Fun Fact: Belgium created a precursor to the internet

The internet is such a critical part of our daily life that many wouldn’t know what to do without it. Whether you want to find the train schedules, learn how to fix a zip, or browse a biography on Wikipedia’s vast library, all the information we need can be ascertained. Although our modern digital age has ease of access to the information, people in the past did have alternatives. One such database was so large it is purported to have all the world’s knowledge – on paper.

The town of Mons is home to the Mundaneum and served as the precursor to Wikipedia, Google and even the internet.
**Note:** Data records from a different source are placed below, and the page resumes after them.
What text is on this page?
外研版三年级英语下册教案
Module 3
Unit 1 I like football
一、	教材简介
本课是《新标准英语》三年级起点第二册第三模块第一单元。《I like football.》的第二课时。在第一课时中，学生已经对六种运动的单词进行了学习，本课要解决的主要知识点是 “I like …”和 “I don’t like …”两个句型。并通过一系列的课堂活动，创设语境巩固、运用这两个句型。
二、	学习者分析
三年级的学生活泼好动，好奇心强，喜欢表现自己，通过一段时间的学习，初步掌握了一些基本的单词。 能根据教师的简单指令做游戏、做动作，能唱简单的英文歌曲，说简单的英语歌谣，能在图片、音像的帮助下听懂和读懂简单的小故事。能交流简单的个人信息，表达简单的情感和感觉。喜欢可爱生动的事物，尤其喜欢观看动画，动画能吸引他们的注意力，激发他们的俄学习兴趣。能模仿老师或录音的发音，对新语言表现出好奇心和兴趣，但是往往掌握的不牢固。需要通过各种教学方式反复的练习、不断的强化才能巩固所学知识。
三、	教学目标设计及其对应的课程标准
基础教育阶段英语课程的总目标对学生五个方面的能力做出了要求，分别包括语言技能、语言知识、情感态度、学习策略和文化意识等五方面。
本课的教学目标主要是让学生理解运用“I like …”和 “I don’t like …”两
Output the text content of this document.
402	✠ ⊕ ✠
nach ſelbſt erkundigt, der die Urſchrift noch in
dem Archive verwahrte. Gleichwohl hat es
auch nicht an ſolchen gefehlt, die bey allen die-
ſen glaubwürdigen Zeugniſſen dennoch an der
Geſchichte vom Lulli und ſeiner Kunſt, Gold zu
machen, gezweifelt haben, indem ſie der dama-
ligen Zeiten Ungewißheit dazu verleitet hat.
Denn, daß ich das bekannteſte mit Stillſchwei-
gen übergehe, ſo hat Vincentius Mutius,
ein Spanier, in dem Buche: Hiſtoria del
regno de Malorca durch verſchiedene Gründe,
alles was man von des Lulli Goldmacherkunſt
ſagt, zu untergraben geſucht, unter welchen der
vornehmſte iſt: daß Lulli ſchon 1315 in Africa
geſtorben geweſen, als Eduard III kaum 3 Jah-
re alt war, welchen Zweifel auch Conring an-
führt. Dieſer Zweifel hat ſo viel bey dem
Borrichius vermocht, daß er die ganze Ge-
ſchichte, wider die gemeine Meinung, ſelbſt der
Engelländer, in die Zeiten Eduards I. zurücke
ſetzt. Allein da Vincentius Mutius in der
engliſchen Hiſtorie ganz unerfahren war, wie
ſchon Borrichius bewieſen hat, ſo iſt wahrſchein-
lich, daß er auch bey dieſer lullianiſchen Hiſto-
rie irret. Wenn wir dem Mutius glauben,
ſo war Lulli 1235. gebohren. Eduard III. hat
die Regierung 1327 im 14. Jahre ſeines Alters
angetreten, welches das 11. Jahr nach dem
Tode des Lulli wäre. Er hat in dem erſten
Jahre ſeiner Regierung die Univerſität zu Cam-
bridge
The idea began in the late 19th century when two Belgian lawyers shared the idea of collecting the world’s information and classifying it with their new system: the Universal Decimal Classification – which is still used all over the world today.

Henri La Fontaine, one of pacifism’s most important figures and a Nobel Peace Prize winner, and Paul Otlet, recognised as the father of information science with his 1934 plans for a global computing network that would allow people to search through millions of documents.

Paul Otlet
Paul Otlet in the Brussels Mundaneum

The two men envisioned this project to create a “world city”. To open networks and relationships with Europe’s intellectuals through the compiling of knowledge; aiming to create a global unity that transcended borders and foster peace. More than 12 million 3in x 5in index cards and documents are found in the Mundaneum in Mons, and they include everything from science, history, arts and even something reminiscent of today’s information system – erotica.
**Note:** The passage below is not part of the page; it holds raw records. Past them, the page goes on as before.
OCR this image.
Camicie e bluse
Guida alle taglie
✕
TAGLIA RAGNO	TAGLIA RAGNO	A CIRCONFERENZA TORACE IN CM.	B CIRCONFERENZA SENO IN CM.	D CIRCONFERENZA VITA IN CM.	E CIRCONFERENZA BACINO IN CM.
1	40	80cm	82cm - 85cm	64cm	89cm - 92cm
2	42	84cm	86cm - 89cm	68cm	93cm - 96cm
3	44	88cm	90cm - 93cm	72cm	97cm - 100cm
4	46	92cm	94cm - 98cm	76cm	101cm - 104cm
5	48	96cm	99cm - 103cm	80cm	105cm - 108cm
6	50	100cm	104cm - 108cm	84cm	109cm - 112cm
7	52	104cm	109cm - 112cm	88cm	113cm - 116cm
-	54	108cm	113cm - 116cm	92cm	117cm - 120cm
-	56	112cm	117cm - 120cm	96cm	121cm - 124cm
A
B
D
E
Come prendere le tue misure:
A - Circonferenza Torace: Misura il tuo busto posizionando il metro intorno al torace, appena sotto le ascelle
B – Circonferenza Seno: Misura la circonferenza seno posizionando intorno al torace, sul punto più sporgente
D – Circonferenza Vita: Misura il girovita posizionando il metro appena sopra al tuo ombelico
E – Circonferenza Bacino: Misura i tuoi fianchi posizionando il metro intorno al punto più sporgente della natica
The original Mundaneum was in Brussels in 1910, but upon the Nazi invasion of Belgium in 1940, the Mundaneum was damaged and much of the material lost. The museum was then moved in 1974 to an Art Deco department store in Mons and reopened in 1998.

Mons Mundaneum
Today’s Mons Mundaneum – © F. Raevens

The building now functions as a museum that has space for exhibitions and lectures – all the while still having a vast underground archives centre that contains the original index cards, the founders’ collections; newspapers, postcards, posters and journals – which are reminiscent of the era in which it was open.

Google formally paid tribute to the Mundaneum in 2012 for the symbolic value it held and even created a partnership with its archive centre.